# Project 1 Tutorial

In this jupyter notebook, we will be going over some functions that are essential for project 1.

In [1]:
# Dealing with strings
import string

# Replacing substrings
text = "The Big Bang Theory is the worst tv show ever"
print(text)
text = text.replace("worst", "best")
print(text)
text = text.replace("The Big Bang Theory", "30 Rock")
print(text)
text = text.replace("e", "E")
print(text)

The Big Bang Theory is the worst tv show ever
The Big Bang Theory is the best tv show ever
30 Rock is the best tv show ever
30 Rock is thE bEst tv show EvEr


In [2]:
# Punctuation

print(type(string.punctuation))
print(string.punctuation)
print(string.punctuation[3])
print(string.punctuation[-1])

<class 'str'>
!"#$%&'()*+,-./:;<=>?@[\]^_`{|}~
$
~


In [3]:
# Upper and lower case
text = "Club de Cuervos"
print(text.upper())
print(text.lower())

CLUB DE CUERVOS
club de cuervos


In [4]:
# Splitting strings
text = "L'etat, c'est moi"
print(type(text.split()))
print(text.split())
print(text.split("'"))
print("-".join(text.split()))

<class 'list'>
["L'etat,", "c'est", 'moi']
['L', 'etat, c', 'est moi']
L'etat,-c'est-moi


## Using SVM's for data classification

We will now be going over how to use the SVM sklearn library

In [5]:
# Using SVC
# Loading the dataset from sklearn
# (only for demo purposes)
from sklearn.datasets import load_breast_cancer

dataset = load_breast_cancer()
X = dataset.data
y = dataset.target

# Splitting into train and test data
# (only for demo purposes)

from sklearn.model_selection import train_test_split

X_train, X_test, y_train, y_test = train_test_split(X, y, test_size=0.25)


In [6]:
# Creating the classifiers

import numpy as np
from sklearn.svm import SVC, LinearSVC

clf = SVC(kernel='linear', C=1.0, class_weight="balanced")
# Training the classifier
clf.fit(X_train, y_train)

# Predicting classes
y_pred = clf.predict(X_test)

print(y_pred)

[0 1 0 0 1 1 1 1 0 1 1 1 1 1 1 1 1 0 0 1 0 1 1 1 1 1 1 1 1 0 0 1 1 0 1 1 1
 1 1 1 1 1 1 1 1 1 0 1 1 1 0 1 1 1 0 1 1 1 1 1 1 1 0 1 0 0 1 1 1 1 1 1 1 1
 1 1 1 1 0 0 0 1 0 1 1 1 1 0 0 1 1 0 0 1 1 1 1 1 1 1 1 0 1 1 1 0 1 0 1 0 1
 1 1 0 1 1 0 0 1 0 1 1 0 1 0 1 0 1 1 1 0 1 0 1 1 1 0 1 1 1 1 0 1]


# Metrics and Imbalances

Now that we have trained our classifier, we need to check if it is good at its job or if we need to alter its hyperparameters.

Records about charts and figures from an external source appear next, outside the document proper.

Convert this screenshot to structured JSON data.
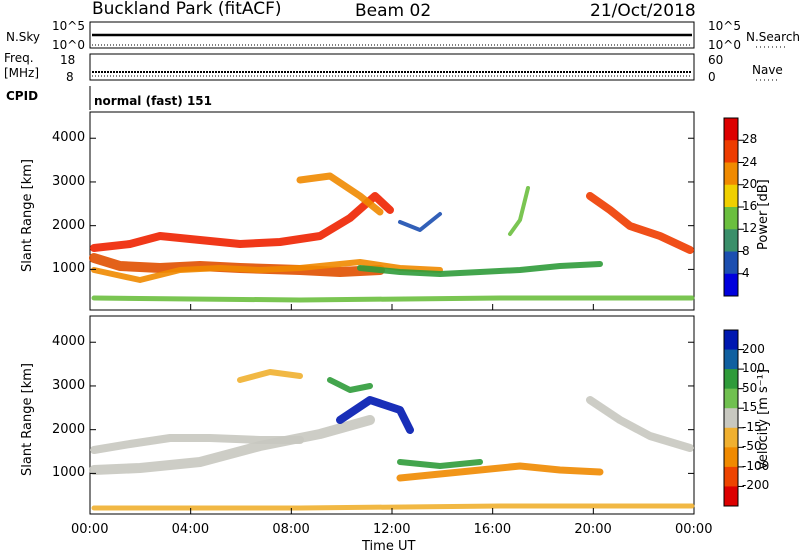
{
  "header": {
    "title": "Buckland Park (fitACF)",
    "beam": "Beam 02",
    "date": "21/Oct/2018"
  },
  "top_panels": {
    "nsky_label": "N.Sky",
    "nsearch_label": "N.Search",
    "nsky_ticks": [
      "10^5",
      "10^0"
    ],
    "nsearch_ticks": [
      "10^5",
      "10^0"
    ],
    "freq_label_1": "Freq.",
    "freq_label_2": "[MHz]",
    "freq_ticks": [
      "18",
      "8"
    ],
    "nave_label": "Nave",
    "nave_ticks": [
      "60",
      "0"
    ],
    "cpid_label": "CPID",
    "cpid_value": "normal (fast) 151"
  },
  "colors": {
    "power_scale": [
      "#0000dd",
      "#1c4fb0",
      "#3a8f6a",
      "#6bbf3f",
      "#f0d000",
      "#f08a00",
      "#ee3c00",
      "#dd0000"
    ],
    "velocity_scale": [
      "#dd0000",
      "#ee4400",
      "#f08a00",
      "#f0b030",
      "#c8c8c0",
      "#70c050",
      "#2f9b3a",
      "#1060a0",
      "#0018b0"
    ]
  },
  "chart_data": [
    {
      "type": "heatmap",
      "title": "",
      "ylabel": "Slant Range [km]",
      "xlabel": "",
      "x_ticks": [
        "00:00",
        "04:00",
        "08:00",
        "12:00",
        "16:00",
        "20:00",
        "00:00"
      ],
      "y_ticks": [
        "1000",
        "2000",
        "3000",
        "4000"
      ],
      "colorbar_label": "Power [dB]",
      "colorbar_ticks": [
        "28",
        "24",
        "20",
        "16",
        "12",
        "8",
        "4"
      ],
      "range_label_note": ""
    },
    {
      "type": "heatmap",
      "title": "",
      "ylabel": "Slant Range [km]",
      "xlabel": "Time UT",
      "x_ticks": [
        "00:00",
        "04:00",
        "08:00",
        "12:00",
        "16:00",
        "20:00",
        "00:00"
      ],
      "y_ticks": [
        "1000",
        "2000",
        "3000",
        "4000"
      ],
      "colorbar_label": "Velocity [m s⁻¹]",
      "colorbar_ticks": [
        "200",
        "100",
        "50",
        "15",
        "-15",
        "-50",
        "-100",
        "-200"
      ]
    }
  ]
}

By using different metrics, we can check how good the classifier is at different things

In [7]:
# Metrics
from sklearn import metrics

print(f"accuracy: {metrics.accuracy_score(y_test,y_pred)}")
print(f"f1 score: {metrics.f1_score(y_test,y_pred)}")
print(f"precision: {metrics.precision_score(y_test,y_pred)}")
print(f"recall: {metrics.recall_score(y_test,y_pred)}")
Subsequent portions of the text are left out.